Sliding window (left), Polyfit tracking (right)

Once I get the result from the previous frame, I applied polyfit_tracking() which takes an binary warped image as an input, as well as previous fit for left and right side. This function will search nonzero pixel within 80 margin of each polynomial fit. It will speed up the process because I don’t need to blindly search from beginning.

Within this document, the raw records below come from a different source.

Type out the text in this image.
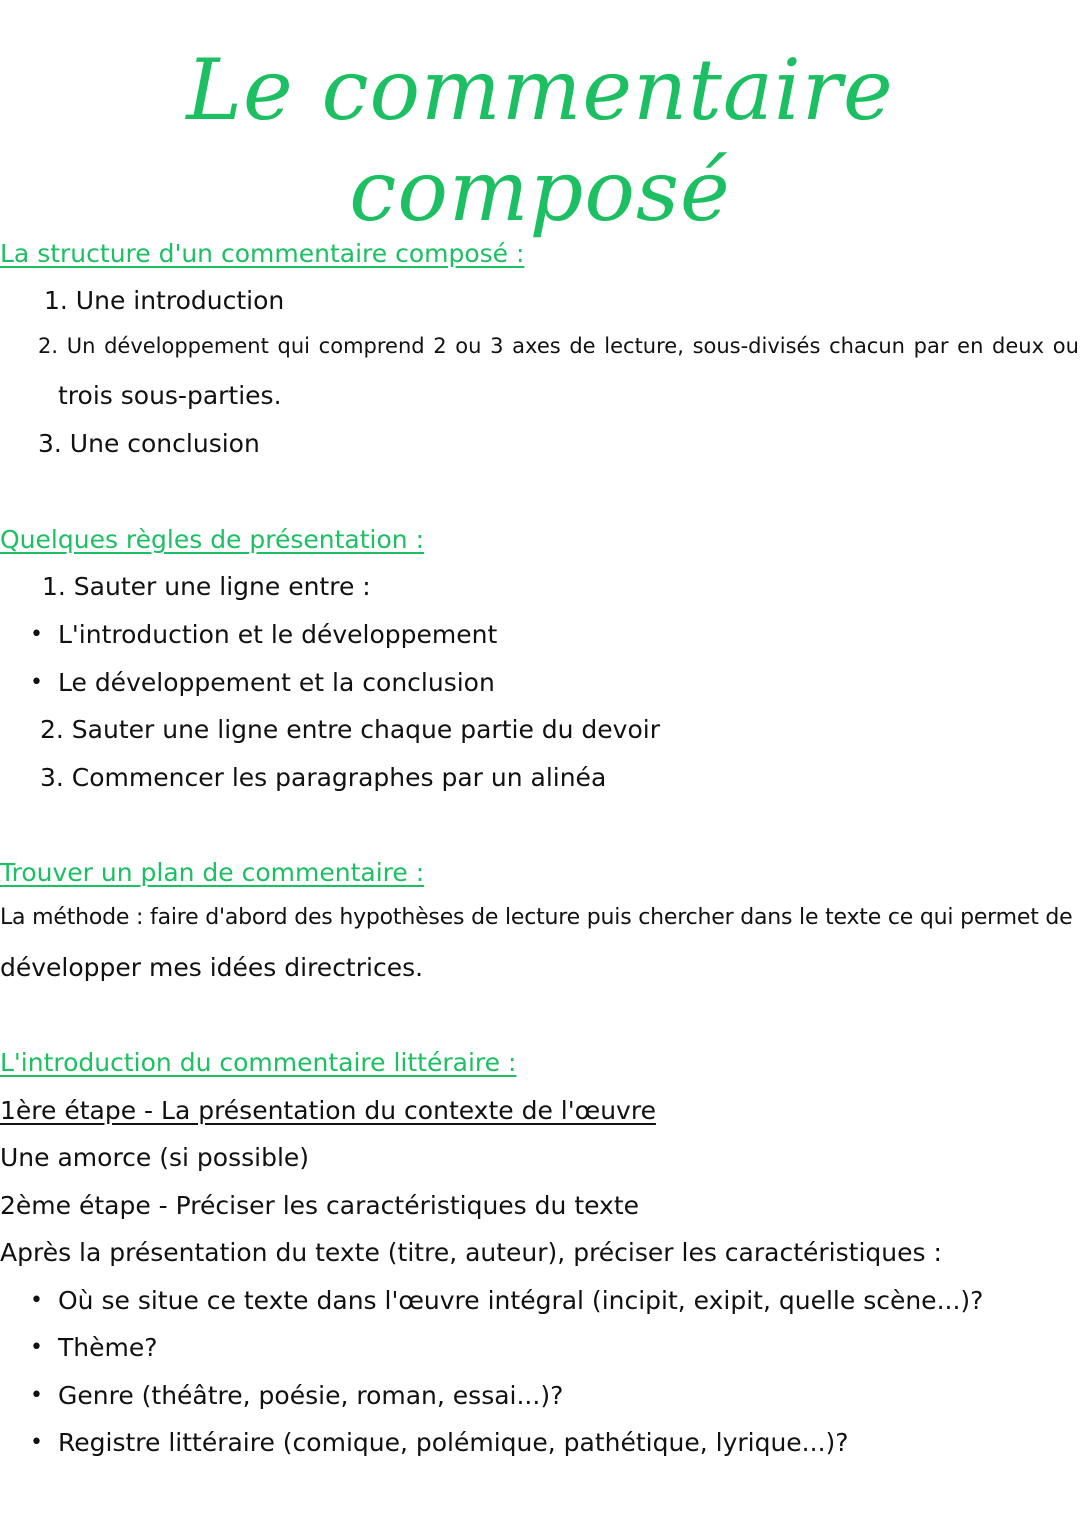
Le commentaire composé
La structure d'un commentaire composé :
1. Une introduction
2. Un développement qui comprend 2 ou 3 axes de lecture, sous-divisés chacun par en deux ou
trois sous-parties.
3. Une conclusion
Quelques règles de présentation :
1. Sauter une ligne entre :
• L'introduction et le développement
• Le développement et la conclusion
2. Sauter une ligne entre chaque partie du devoir
3. Commencer les paragraphes par un alinéa
Trouver un plan de commentaire :
La méthode : faire d'abord des hypothèses de lecture puis chercher dans le texte ce qui permet de
développer mes idées directrices.
L'introduction du commentaire littéraire :
1ère étape - La présentation du contexte de l'œuvre
Une amorce (si possible)
2ème étape - Préciser les caractéristiques du texte
Après la présentation du texte (titre, auteur), préciser les caractéristiques :
• Où se situe ce texte dans l'œuvre intégral (incipit, exipit, quelle scène...)?
• Thème?
• Genre (théâtre, poésie, roman, essai...)?
• Registre littéraire (comique, polémique, pathétique, lyrique...)?
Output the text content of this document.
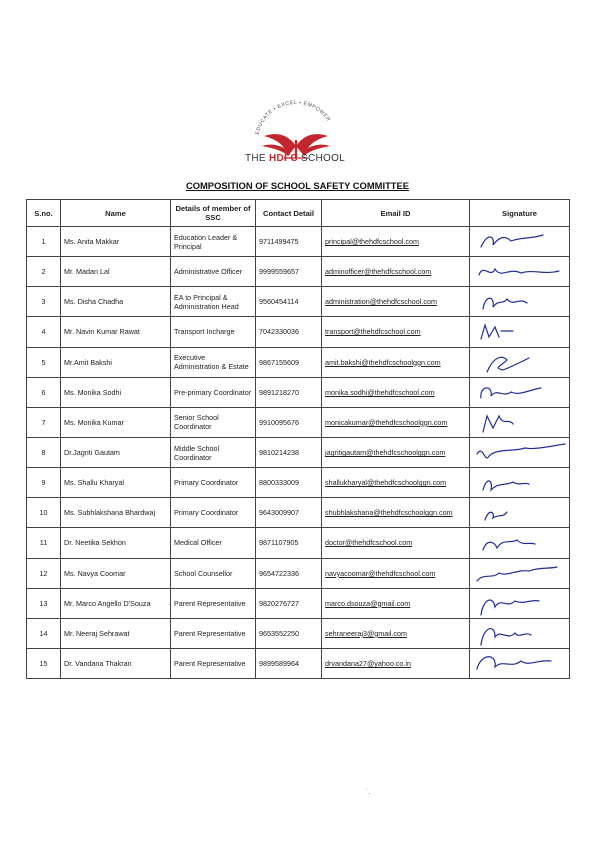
EDUCATE • EXCEL • EMPOWER
THE HDFC SCHOOL
COMPOSITION OF SCHOOL SAFETY COMMITTEE
S.no.	Name	Details of member of SSC	Contact Detail	Email ID	Signature
1	Ms. Anita Makkar	Education Leader & Principal	9711499475	principal@thehdfcschool.com	

2	Mr. Madan Lal	Administrative Officer	9999559657	adminofficer@thehdfcschool.com	

3	Ms. Disha Chadha	EA to Principal & Administration Head	9560454114	administration@thehdfcschool.com	

4	Mr. Navin Kumar Rawat	Transport Incharge	7042330036	transport@thehdfcschool.com	

5	Mr.Amit Bakshi	Executive Administration & Estate	9867155609	amit.bakshi@thehdfcschoolggn.com	

6	Ms. Monika Sodhi	Pre-primary Coordinator	9891218270	monika.sodhi@thehdfcschool.com	

7	Ms. Monika Kumar	Senior School Coordinator	9910095676	monicakumar@thehdfcschoolggn.com	

8	Dr.Jagriti Gautam	Middle School Coordinator	9810214238	jagritigautam@thehdfcschoolggn.com	

9	Ms. Shallu Kharyal	Primary Coordinator	8800333009	shallukharyal@thehdfcschoolggn.com	

10	Ms. Subhlakshana Bhardwaj	Primary Coordinator	9643009907	shubhlakshana@thehdfcschoolggn.com	

11	Dr. Neetika Sekhon	Medical Officer	9871107905	doctor@thehdfcschool.com	

12	Ms. Navya Coomar	School Counsellor	9654722336	navyacoomar@thehdfcschool.com	

13	Mr. Marco Angello D'Souza	Parent Representative	9820276727	marco.dsouza@gmail.com	

14	Mr. Neeraj Sehrawat	Parent Representative	9653552250	sehraneeraj3@gmail.com	

15	Dr. Vandana Thakran	Parent Representative	9899589964	drvandana27@yahoo.co.in	
˙.
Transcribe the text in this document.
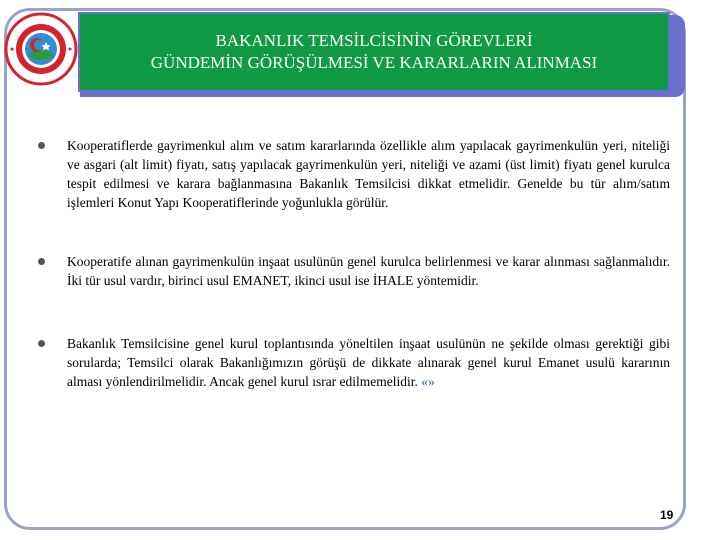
BAKANLIK TEMSİLCİSİNİN GÖREVLERİ
GÜNDEMİN GÖRÜŞÜLMESİ VE KARARLARIN ALINMASI
Kooperatiflerde gayrimenkul alım ve satım kararlarında özellikle alım yapılacak gayrimenkulün yeri, niteliği ve asgari (alt limit) fiyatı, satış yapılacak gayrimenkulün yeri, niteliği ve azami (üst limit) fiyatı genel kurulca tespit edilmesi ve karara bağlanmasına Bakanlık Temsilcisi dikkat etmelidir. Genelde bu tür alım/satım işlemleri Konut Yapı Kooperatiflerinde yoğunlukla görülür.
Kooperatife alınan gayrimenkulün inşaat usulünün genel kurulca belirlenmesi ve karar alınması sağlanmalıdır. İki tür usul vardır, birinci usul EMANET, ikinci usul ise İHALE yöntemidir.
Bakanlık Temsilcisine genel kurul toplantısında yöneltilen inşaat usulünün ne şekilde olması gerektiği gibi sorularda; Temsilci olarak Bakanlığımızın görüşü de dikkate alınarak genel kurul Emanet usulü kararının alması yönlendirilmelidir. Ancak genel kurul ısrar edilmemelidir. «»
19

5. Calculating Radius of Curvature and Position of the Vehicle with Respect to Center

The curcature measurement is written under “Determine the curvature of the lane” section in Jupyter Notebook

The radius of curvature is based upon this website and calculated in the code cell titled “Radius of Curvature and Distance from Lane Center Calculation” using this line of code (altered for clarity):

curve_radius = ((1 + (2*fit[0]*y_0*y_meters_per_pixel + fit[1])**2)**1.5) / np.absolute(2*fit[0])

y_meters_per_pixel is determined by eyeballing the image. Below are the constants I used for calculation.

ym_per_pix = 30/720
xm_per_pix = 3.7/700

calc_curvature also calculates the position of the vehicle with respect to center. Assuming the camera is in the middle of the vehicle, the position can be estimated by substracting car position, which is binary_warped.shape[1]/2, and lane centre position, (r_fit_x + l_fit_x)/2. The result of the substraction will be scaled by xm_per_pixel to get meter as the unit.

6. Inverse Persepective Transformation

This phase is implemented in the function draw lane() in the section "Warp the detected lane borders back onto the original image". This function requires the following inputs: original img, binary img, l fit, r fit, Minv.

Minv includes an inverse matrix for transforming a twisted image back to its original state. Overlaying it with cv2.addWeighted() will make it appear good.

After generating the map, I used the put curvature() method to add the curvature and vehicle position information to the upper left of the image.

Here’s an example of my output from a test image:

Invert transform and draw lane

Result

Pipeline result with detailed information

Possible Improvements to the Current Pipeline

The issue is that my pipeline isn’t built to withstand harsh lighting, shadows, and bumpy roads. I believe that employing deep learning for image segmentation is a better method. We can then get the lines and utilize them to determine the lane.

Detection result on a challenging condition

I also doubt using a bird’s eye view is the best approach. I’d appreciate it if you could share any relevant articles or studies with me.